AQuantive Buys Into Lead-Generation Mart

NEW YORK AQuantive said it would look to play a leading role in the online lead-generation industry, which provides prospects’ contact information to marketers.

The Seattle-based Internet company, which owns Avenue A/Razorfish, said it bought Franchise Gator, a 10-person Atlanta lead-generation company for the franchise business. AQuantive said it paid $21.5 million in cash for the business, which expects to generate $7.5-$8 million in revenue this year.

Franchise Gator uses its Web site,, to attract prospects interested in owning franchises. The site carries information on the franchise business and different opportunities in the business. It is paid by franchises each time a visitor fills out a contact form expressing interest in owning a franchise. A majority of its traffic comes from search engines, where the Franchise Gator site shows up prominently on many franchise-related searches.
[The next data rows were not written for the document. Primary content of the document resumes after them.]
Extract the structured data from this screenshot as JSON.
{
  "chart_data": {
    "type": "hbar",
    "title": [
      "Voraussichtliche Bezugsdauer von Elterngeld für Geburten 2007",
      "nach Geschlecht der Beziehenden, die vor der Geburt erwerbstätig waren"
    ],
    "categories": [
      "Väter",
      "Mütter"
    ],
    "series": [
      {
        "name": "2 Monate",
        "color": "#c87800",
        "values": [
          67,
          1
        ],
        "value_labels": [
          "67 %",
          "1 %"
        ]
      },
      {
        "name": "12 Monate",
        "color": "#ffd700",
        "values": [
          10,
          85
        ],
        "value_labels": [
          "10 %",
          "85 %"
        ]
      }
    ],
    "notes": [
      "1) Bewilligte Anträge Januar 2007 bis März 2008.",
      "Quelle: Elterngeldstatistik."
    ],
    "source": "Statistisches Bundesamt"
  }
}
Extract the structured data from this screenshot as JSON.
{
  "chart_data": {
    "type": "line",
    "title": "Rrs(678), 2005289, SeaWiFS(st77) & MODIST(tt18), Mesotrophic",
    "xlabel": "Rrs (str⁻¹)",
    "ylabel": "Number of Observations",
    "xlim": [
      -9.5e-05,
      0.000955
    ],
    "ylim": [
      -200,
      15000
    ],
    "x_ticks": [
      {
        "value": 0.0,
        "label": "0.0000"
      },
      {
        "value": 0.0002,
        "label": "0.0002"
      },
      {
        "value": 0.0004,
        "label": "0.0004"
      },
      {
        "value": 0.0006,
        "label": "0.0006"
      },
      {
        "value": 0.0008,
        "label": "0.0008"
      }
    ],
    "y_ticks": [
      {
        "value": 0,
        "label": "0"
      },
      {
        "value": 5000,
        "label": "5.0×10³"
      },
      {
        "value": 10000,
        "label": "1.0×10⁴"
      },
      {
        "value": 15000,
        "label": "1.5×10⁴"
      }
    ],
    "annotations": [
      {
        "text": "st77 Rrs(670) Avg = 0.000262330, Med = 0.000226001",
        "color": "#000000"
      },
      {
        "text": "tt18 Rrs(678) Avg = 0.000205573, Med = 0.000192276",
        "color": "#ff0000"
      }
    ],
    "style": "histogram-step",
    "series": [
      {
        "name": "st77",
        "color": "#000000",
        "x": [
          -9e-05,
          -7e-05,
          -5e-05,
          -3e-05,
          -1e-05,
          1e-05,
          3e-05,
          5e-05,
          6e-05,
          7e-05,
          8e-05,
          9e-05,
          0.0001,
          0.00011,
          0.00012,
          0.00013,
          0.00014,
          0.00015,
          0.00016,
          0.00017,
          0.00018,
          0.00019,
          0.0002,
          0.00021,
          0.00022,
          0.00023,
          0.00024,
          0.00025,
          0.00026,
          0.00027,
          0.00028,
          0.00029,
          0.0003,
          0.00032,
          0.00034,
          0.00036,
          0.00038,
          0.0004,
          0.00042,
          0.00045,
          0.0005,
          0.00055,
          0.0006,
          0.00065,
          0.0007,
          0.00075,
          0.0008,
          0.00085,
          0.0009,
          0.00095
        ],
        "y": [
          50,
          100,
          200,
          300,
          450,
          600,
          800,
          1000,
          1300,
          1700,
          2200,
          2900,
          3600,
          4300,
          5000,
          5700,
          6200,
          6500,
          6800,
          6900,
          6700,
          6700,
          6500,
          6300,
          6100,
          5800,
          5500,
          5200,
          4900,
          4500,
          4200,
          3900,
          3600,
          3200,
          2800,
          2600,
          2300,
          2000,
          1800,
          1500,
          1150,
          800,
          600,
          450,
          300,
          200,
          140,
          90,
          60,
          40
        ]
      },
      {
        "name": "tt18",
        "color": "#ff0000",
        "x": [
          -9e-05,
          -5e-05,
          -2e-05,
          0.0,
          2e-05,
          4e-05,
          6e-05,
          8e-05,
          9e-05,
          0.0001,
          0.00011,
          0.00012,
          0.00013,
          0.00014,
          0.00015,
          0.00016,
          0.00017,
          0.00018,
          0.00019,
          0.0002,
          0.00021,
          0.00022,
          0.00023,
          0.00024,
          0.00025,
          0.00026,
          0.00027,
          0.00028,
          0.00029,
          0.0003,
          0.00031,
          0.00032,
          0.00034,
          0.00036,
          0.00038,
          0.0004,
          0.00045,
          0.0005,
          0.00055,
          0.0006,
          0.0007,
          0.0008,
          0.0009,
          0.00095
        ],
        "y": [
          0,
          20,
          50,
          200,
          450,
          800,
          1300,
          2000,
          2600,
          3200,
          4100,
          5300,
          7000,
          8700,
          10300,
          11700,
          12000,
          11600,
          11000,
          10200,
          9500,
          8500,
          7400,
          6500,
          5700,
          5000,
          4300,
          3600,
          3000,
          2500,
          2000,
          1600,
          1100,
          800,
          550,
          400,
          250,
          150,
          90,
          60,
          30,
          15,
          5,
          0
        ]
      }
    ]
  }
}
“Search is incredibly powerful tool of finding pathways to go down,” said Mike Galgon, aQuantive’s chief strategy officer. “What’s missing in the search ecosystem is something to organize the second step in the [conversion] process.”

He said aQuantive planned to use Franchise Gator as a platform to enter other sectors of the lead-generation business, such as financial services.

Franchise Gator will operate as a separate entity in aQuantive’s performance-marketing unit, which includes DrivePM. DrivePM provides cost-per-acquisition marketing programs, using behavioral and other data to target ads to likely customers. Unlike those campaigns, where an online transaction takes place at a marketer’s Web venue, lead-generation sites handle the entire process, with marketers paying only for leads that are converted offline.

Galgon said aQuantive saw a need for a trusted player with scale in the online lead-generation business, which generated $750 million in 2005, according to the Interactive Advertising Bureau. Many players in the space are small outfits, while the collection of leads online produced some questionable tactics with the use of spam. The key, according to Galgon, is aQuantive will strive to provide value to the user and the marketer, rather than using incentives to collect leads like many companies, which end up producing unqualified contacts more interested in a free product than the service.

“That’s not a long-term way to do business,” he said. “In the long term, a marketer will get the most value out of leads from someone who is actively looking for their product.”